Regardless, today i realized one of my bigger issues with AI. AI lets you do things more easily which can be both a boon and a curse.  

This past summer, as we all basked in the warmth of the sun -- blissfully ignorant that Chief Brody did not mention that Chrissie Watkins had been killed by a shark earlier in the summer -- our conversations were filled with talk of the 50th anniversary of Jaws. As is part of any Jaws conversation, Bruce no doubt is mentioned. What would the movie have been if Bruce had worked properly? Was the lack, or failure, of technology responsible for helping create one of the greatest movies of all time?

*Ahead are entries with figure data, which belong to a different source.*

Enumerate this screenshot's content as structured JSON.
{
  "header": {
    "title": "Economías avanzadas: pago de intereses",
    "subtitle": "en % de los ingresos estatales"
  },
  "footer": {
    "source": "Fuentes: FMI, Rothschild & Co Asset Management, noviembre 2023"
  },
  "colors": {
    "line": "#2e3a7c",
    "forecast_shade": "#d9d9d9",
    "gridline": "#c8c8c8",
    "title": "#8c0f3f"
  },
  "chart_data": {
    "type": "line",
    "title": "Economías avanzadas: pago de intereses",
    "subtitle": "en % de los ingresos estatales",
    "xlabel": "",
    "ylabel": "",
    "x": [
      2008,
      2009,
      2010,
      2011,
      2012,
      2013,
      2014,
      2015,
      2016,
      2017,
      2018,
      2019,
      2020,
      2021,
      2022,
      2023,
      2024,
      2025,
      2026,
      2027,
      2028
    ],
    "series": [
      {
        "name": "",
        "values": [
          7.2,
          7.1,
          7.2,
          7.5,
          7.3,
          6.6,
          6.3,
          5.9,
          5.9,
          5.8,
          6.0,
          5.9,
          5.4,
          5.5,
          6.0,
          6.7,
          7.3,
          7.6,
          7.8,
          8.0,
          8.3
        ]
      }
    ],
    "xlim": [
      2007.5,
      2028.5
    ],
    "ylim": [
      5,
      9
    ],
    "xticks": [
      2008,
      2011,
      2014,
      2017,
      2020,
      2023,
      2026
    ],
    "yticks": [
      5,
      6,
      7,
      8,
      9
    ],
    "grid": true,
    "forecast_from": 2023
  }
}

When I have this conversation, I tend to also weave in the saga of the Star Wars prequel. A projected expected to become a cinematic masterpiece helped by the revolution of technology between 1977 and 1999. With the chains of practical effects throw off,  George Lucas could finally tell the story he wanted. While visually there were stunning scenes in the Star Wars prequels, the characters and story were left hallow (at least in the eyes of those of us who grew up with the original trilogy existing alone). If the technology would have failed George Lucas, would the characters and story have grown stronger? Probably not, but maybe.

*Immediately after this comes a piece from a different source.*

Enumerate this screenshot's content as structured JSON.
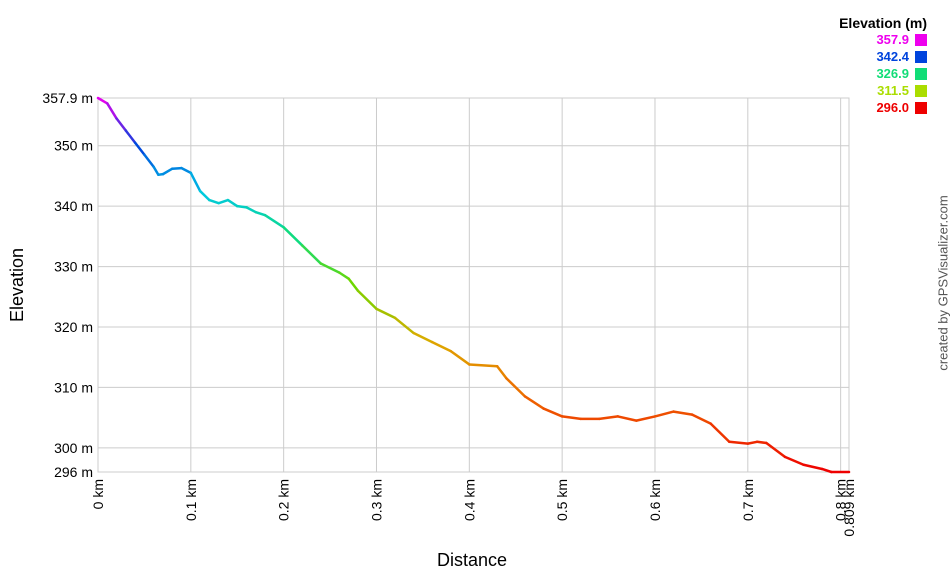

To me, AI represents where creativity goes to die. Not because AI will steal our ideas or come up with better ones, but because it will allow us to quickly create our initial ideas without a single secondary thought. How many brilliant ideas came to fruition due to budgetary restraints? How many iconic shots graced the silver screen because it wasn't possible to do it another way? How many times were scenes rehearsed because we only had one chance to get the shot? 

The argument crops up everywhere. What's lost now that we don't spend hours developing film? What does framing matter if you can take 3600 pictures finally on a digital camera instead of 36 shots on a roll of film? What good is planning a campaign when you can look at metrics instantly and change course three days in? What does food quality matter if everyone is on a GLP1?

Calling someone a Luddite is an insult. After all, we've bastardized who Ned Ludd was and what his movement was about. Those who seem worried about AI will undoubtedly be labeled in a similar manner, and will ironically be viewed most likely in the same light we currently view Luddites as, two hundred years from now. But AI is making us lazy, stupid, ignorant, jobless, and without capacity to evolve. Our very concepts of society will slowly fall apart as a select few amass wealth and power not seen for thousands of years. But yes, its so funny that we interviewed Santa and can prove he's now using our AI chat bot to increase HR efficiencies with the elves. 

Do not just do work. Refine work, create work, develop work, edit work. Do better, now what is just easy or convenient.  

And yes, i am aware that this post is stream of consciousness and to an extent ignores the concept of better, thoughtful, highly edited work... but whats the point of a lawn if you don't  yell at kids to get off it.